Die Vogeltränke

Seit der Kontaktsperre wegen des Corona-Virus‘ gibt es ein Thema, das mich fast mehr noch als die Krankheit an sich beschäftigt: Zum Spielen mit den Kindern ist uns, von kurzen Streifzügen durch den Volkspark einmal abgesehen, nur ein kleines zubetoniertes Viereck im Hof geblieben – dass zwei Autos rund ein Viertel der Fläche blockieren, sei hier nur am Rande erwähnt. Eine Nachbarin sorgt sich seit Jahren um die Vogelschicksale in unserer Umgebung, behängt die dürren Äste einer Forsythie ganzjährig mit zu vielen Meisenknödeln und füllt Futter in ein kleines Vogelhäuschen.
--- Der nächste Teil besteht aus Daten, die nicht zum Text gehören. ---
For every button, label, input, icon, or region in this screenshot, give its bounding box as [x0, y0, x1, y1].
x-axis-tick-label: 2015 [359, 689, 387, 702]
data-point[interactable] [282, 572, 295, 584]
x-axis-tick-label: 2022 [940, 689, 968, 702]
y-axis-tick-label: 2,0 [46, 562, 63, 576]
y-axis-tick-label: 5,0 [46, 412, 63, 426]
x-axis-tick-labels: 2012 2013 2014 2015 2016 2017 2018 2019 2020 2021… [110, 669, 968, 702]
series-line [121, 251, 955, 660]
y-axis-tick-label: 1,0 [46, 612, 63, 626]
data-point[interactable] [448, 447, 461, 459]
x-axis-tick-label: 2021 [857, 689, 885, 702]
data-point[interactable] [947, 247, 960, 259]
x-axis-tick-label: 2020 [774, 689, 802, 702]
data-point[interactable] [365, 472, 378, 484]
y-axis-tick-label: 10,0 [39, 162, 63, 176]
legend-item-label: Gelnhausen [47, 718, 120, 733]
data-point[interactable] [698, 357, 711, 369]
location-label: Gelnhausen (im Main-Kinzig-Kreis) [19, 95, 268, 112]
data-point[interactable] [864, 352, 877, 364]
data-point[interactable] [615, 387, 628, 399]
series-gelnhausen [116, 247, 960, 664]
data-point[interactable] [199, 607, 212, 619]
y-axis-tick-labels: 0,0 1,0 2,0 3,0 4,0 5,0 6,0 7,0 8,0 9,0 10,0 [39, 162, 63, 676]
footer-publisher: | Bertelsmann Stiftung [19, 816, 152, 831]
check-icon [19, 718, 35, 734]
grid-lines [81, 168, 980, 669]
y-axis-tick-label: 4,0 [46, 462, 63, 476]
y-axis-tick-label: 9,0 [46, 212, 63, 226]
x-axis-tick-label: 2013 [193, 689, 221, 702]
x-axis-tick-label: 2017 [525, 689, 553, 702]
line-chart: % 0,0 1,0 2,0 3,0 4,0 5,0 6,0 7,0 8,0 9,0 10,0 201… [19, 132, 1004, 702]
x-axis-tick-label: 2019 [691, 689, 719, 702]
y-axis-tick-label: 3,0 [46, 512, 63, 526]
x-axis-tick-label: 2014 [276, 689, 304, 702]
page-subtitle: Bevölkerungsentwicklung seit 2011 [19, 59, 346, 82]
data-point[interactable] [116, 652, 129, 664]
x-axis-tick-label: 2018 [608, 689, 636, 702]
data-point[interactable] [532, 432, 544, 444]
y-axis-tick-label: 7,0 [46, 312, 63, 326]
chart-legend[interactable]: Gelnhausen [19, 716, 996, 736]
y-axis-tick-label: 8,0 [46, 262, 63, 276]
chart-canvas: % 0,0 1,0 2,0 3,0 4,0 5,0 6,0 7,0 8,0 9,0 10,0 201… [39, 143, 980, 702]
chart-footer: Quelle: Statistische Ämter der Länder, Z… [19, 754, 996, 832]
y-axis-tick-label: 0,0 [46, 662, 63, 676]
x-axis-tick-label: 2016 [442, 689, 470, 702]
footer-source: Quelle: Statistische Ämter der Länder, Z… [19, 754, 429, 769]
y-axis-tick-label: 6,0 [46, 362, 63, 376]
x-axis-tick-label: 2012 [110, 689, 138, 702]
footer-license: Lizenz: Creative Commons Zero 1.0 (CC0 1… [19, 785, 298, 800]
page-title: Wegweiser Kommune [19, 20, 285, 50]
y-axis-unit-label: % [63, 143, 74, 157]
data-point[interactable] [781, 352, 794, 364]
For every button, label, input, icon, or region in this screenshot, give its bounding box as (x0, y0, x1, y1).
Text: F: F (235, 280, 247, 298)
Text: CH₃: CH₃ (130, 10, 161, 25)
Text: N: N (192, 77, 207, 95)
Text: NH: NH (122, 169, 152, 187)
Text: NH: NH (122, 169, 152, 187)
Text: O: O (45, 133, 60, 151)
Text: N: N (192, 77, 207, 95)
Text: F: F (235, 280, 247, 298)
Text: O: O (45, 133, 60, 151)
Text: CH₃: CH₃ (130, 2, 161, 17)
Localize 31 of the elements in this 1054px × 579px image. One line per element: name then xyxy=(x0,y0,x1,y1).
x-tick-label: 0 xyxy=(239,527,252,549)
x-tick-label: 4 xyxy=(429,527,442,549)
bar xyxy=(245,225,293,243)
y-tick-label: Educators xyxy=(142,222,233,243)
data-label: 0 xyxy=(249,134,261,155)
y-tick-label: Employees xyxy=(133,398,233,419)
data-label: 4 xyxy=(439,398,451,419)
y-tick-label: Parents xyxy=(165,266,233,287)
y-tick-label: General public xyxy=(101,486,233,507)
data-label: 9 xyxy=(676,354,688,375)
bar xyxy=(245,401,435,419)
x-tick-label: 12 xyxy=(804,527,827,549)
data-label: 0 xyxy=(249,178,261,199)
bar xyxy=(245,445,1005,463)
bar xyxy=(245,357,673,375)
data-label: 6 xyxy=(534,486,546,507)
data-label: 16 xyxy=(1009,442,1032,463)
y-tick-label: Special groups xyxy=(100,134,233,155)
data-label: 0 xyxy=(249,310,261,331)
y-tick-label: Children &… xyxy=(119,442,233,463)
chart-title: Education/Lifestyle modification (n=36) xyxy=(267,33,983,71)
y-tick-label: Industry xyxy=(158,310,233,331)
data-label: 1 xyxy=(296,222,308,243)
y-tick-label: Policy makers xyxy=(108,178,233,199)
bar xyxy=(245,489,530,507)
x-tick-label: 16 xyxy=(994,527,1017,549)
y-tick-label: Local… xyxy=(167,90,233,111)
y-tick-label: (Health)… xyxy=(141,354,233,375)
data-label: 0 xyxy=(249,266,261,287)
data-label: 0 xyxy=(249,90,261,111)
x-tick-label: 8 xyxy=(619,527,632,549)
Zusätzlich tauscht sie täglich das Wasser in einem mit zwei faustgroßen Steinen beschwerten Untersetzer für Blumentöpfe. Die Kinder lieben es, Sand in diese provisorische Vogeltränke zu schütten, sie umzustürzen oder mit einer verräterischen Spur verlorenen Wassers über den Hof zu zerren. Um die Lage zu entspannen, hat der zweite, handwerklich ungleich begabtere Familienvater in unserem Haus – er ist auf Kurzarbeit wie ich – eine Halterung an der Hofmauer befestigt, unerreichbar für die Kinder. Die Vögel, sie könnten so glücklich sein – wäre da nicht die Nachbarin, die nicht müde wird, die Tränke immer wieder zurück auf den Boden zu stellen, und uns mit kühler Begrüßung im Hausflur zu verstehen gibt, dass sie nicht toleriert, wenn wir über den Standort dieser für das Federvieh überlebenswichtigen Einrichtung bestimmen.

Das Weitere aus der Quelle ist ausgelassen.